Consider providing templates like:

templates/
├─ pipeline_summary.html.j2  # banner, percent, message, updated_at
├─ artifact_table.html.j2    # artifact rows with status/HITL badges
└─ artifact_detail.html.j2   # steps, notes/checks/errors per artifact

Example snippet:

<h1>Pipeline {{ report.label }} — {{ report.stage }}</h1>
<p>Status: {{ report.percent }}% — {{ report.message }}</p>

<ul>
{% for f in report.files %}
  <li>
    Artifact {{ f.name or f.file_id }}: {{ f.status }}
    {% if f.review and f.review.flagged %} 🔎 Review requested {% endif %}
    <ul>
      {% for s in f.steps %}
        <li>
          {{ s.label }} — {{ s.status }}
          {% if s.review and s.review.flagged %}
            🔎 Requires review: {{ s.review.reason }}
          {% endif %}
        </li>
      {% endfor %}
    </ul>
  </li>
{% endfor %}
</ul>

Parsing JSON back into Pydantic models (reconstruct & render)

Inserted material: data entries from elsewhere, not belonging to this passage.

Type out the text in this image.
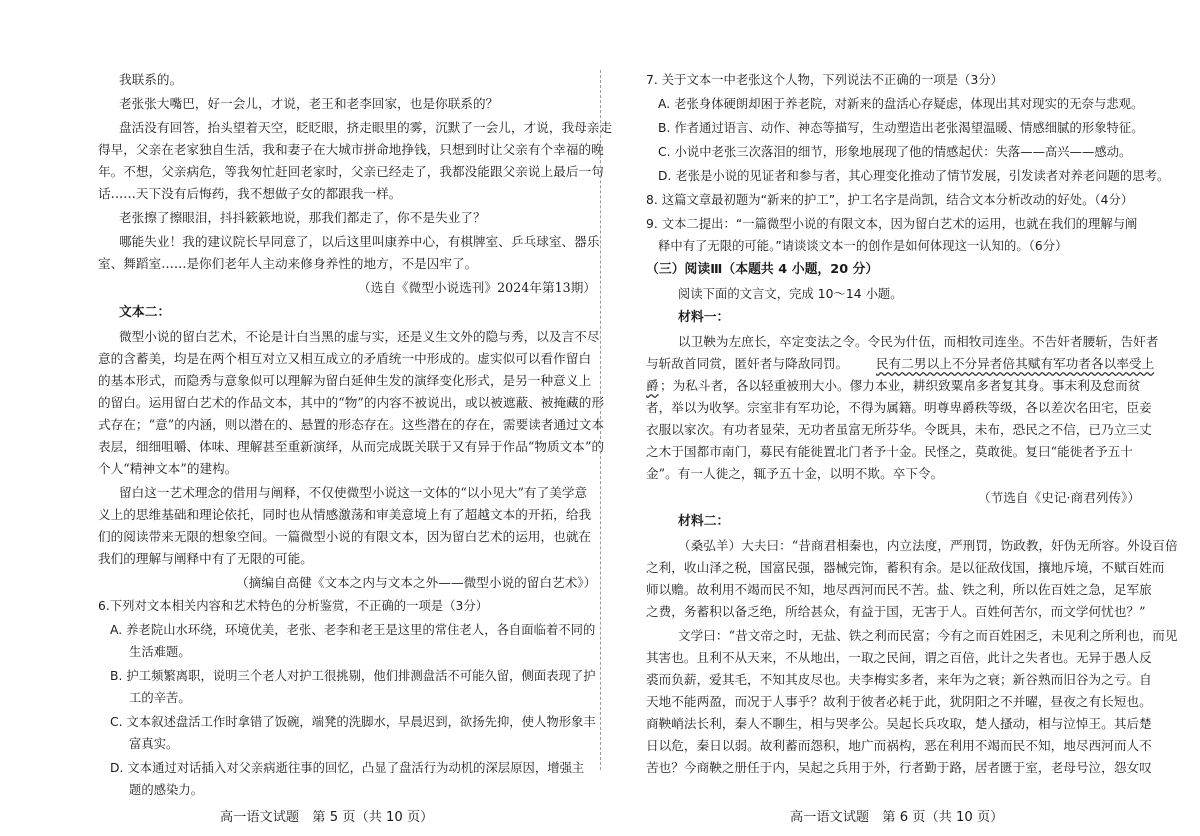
我联系的。
老张张大嘴巴，好一会儿，才说，老王和老李回家，也是你联系的？
盘活没有回答，抬头望着天空，眨眨眼，挤走眼里的雾，沉默了一会儿，才说，我母亲走
得早，父亲在老家独自生活，我和妻子在大城市拼命地挣钱，只想到时让父亲有个幸福的晚
年。不想，父亲病危，等我匆忙赶回老家时，父亲已经走了，我都没能跟父亲说上最后一句
话……天下没有后悔药，我不想做子女的都跟我一样。
老张擦了擦眼泪，抖抖簌簌地说，那我们都走了，你不是失业了？
哪能失业！我的建议院长早同意了，以后这里叫康养中心，有棋牌室、乒乓球室、器乐
室、舞蹈室……是你们老年人主动来修身养性的地方，不是囚牢了。
（选自《微型小说选刊》2024年第13期）
文本二：
微型小说的留白艺术，不论是计白当黑的虚与实，还是义生文外的隐与秀，以及言不尽
意的含蓄美，均是在两个相互对立又相互成立的矛盾统一中形成的。虚实似可以看作留白
的基本形式，而隐秀与意象似可以理解为留白延伸生发的演绎变化形式，是另一种意义上
的留白。运用留白艺术的作品文本，其中的“物”的内容不被说出，或以被遮蔽、被掩藏的形
式存在；“意”的内涵，则以潜在的、悬置的形态存在。这些潜在的存在，需要读者通过文本
表层，细细咀嚼、体味、理解甚至重新演绎，从而完成既关联于又有异于作品“物质文本”的
个人“精神文本”的建构。
留白这一艺术理念的借用与阐释，不仅使微型小说这一文体的“以小见大”有了美学意
义上的思维基础和理论依托，同时也从情感激荡和审美意境上有了超越文本的开拓，给我
们的阅读带来无限的想象空间。一篇微型小说的有限文本，因为留白艺术的运用，也就在
我们的理解与阐释中有了无限的可能。
（摘编自高健《文本之内与文本之外——微型小说的留白艺术》）
6.下列对文本相关内容和艺术特色的分析鉴赏，不正确的一项是（3分）
A. 养老院山水环绕，环境优美，老张、老李和老王是这里的常住老人，各自面临着不同的
生活难题。
B. 护工频繁离职，说明三个老人对护工很挑剔，他们排测盘活不可能久留，侧面表现了护
工的辛苦。
C. 文本叙述盘活工作时拿错了饭碗，端凳的洗脚水，早晨迟到，欲扬先抑，使人物形象丰
富真实。
D. 文本通过对话插入对父亲病逝往事的回忆，凸显了盘活行为动机的深层原因，增强主
题的感染力。
高一语文试题　第 5 页（共 10 页）
7. 关于文本一中老张这个人物，下列说法不正确的一项是（3分）
A. 老张身体硬朗却困于养老院，对新来的盘活心存疑虑，体现出其对现实的无奈与悲观。
B. 作者通过语言、动作、神态等描写，生动塑造出老张渴望温暖、情感细腻的形象特征。
C. 小说中老张三次落泪的细节，形象地展现了他的情感起伏：失落——高兴——感动。
D. 老张是小说的见证者和参与者，其心理变化推动了情节发展，引发读者对养老问题的思考。
8. 这篇文章最初题为“新来的护工”，护工名字是尚凯，结合文本分析改动的好处。（4分）
9. 文本二提出：“一篇微型小说的有限文本，因为留白艺术的运用，也就在我们的理解与阐
释中有了无限的可能。”请谈谈文本一的创作是如何体现这一认知的。（6分）
（三）阅读Ⅲ（本题共 4 小题，20 分）
阅读下面的文言文，完成 10～14 小题。
材料一：
以卫鞅为左庶长，卒定变法之令。令民为什伍，而相牧司连坐。不告奸者腰斩，告奸者
与斩敌首同赏，匿奸者与降敌同罚。 民有二男以上不分异者倍其赋有军功者各以率受上
爵 ；为私斗者，各以轻重被刑大小。僇力本业，耕织致粟帛多者复其身。事末利及怠而贫
者，举以为收孥。宗室非有军功论，不得为属籍。明尊卑爵秩等级，各以差次名田宅，臣妾
衣服以家次。有功者显荣，无功者虽富无所芬华。令既具，未布，恐民之不信，已乃立三丈
之木于国都市南门，募民有能徙置北门者予十金。民怪之，莫敢徙。复曰“能徙者予五十
金”。有一人徙之，辄予五十金，以明不欺。卒下令。
（节选自《史记·商君列传》）
材料二：
（桑弘羊）大夫曰：“昔商君相秦也，内立法度，严刑罚，饬政教，奸伪无所容。外设百倍
之利，收山泽之税，国富民强，器械完饰，蓄积有余。是以征敌伐国，攘地斥境，不赋百姓而
师以赡。故利用不竭而民不知，地尽西河而民不苦。盐、铁之利，所以佐百姓之急，足军旅
之费，务蓄积以备乏绝，所给甚众，有益于国，无害于人。百姓何苦尔，而文学何忧也？”
文学曰：“昔文帝之时，无盐、铁之利而民富；今有之而百姓困乏，未见利之所利也，而见
其害也。且利不从天来，不从地出，一取之民间，谓之百倍，此计之失者也。无异于愚人反
裘而负薪，爱其毛，不知其皮尽也。夫李梅实多者，来年为之衰；新谷熟而旧谷为之亏。自
天地不能两盈，而况于人事乎？故利于彼者必耗于此，犹阴阳之不并曜，昼夜之有长短也。
商鞅峭法长利，秦人不聊生，相与哭孝公。吴起长兵攻取，楚人搔动，相与泣悼王。其后楚
日以危，秦日以弱。故利蓄而怨积，地广而祸构，恶在利用不竭而民不知，地尽西河而人不
苦也？今商鞅之册任于内，吴起之兵用于外，行者勤于路，居者匮于室，老母号泣，怨女叹
高一语文试题　第 6 页（共 10 页）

To go beyond “just JSON”, reconstruct the full report object and pass it to templates or programmatic tooling.

import json
from pipeline_watcher import PipelineReport

def load_report(path: str) -> PipelineReport:
    with open(path, "r", encoding="utf-8") as f:
        data = json.load(f)
    # Validate & construct the full object graph (PipelineReport → FileReport → StepReport)
    return PipelineReport.model_validate(data)  # pydantic v2

# Usage
report = load_report("reports/progress.json")
# now pass `report` directly to Jinja2 or other code

If you need resilience for older schema versions, add a small migration layer before model_validate() (e.g., if data.get("report_version") == "v1": transform(data)). Pydantic will do the heavy lifting for nested models and enums.


Persistence

  • JSON-friendly: use Pydantic serialization (model_dump() / model_dump_json()) on any report.
  • Atomic helpers: dump_report(path, report) or PipelineReport.save(output_path).
from pipeline_watcher import dump_report

dump_report("reports/progress.json", report)  # atomic helper
# or save atomically from the object:
report.output_path = "reports/progress.json"
report.save()

When to reach for heavier tools

  • Orchestration (Prefect/Dagster): scheduling, retries, distributed runs, and fleet UIs.
  • Experiment tracking (MLflow/W&B): params, metrics, artifacts, and comparisons.
  • Data validation (Great Expectations): formalized expectations & HTML data docs.

pipeline-watcher stays intentionally small: append-only, JSON-first, HITL‑aware, and UI-ready.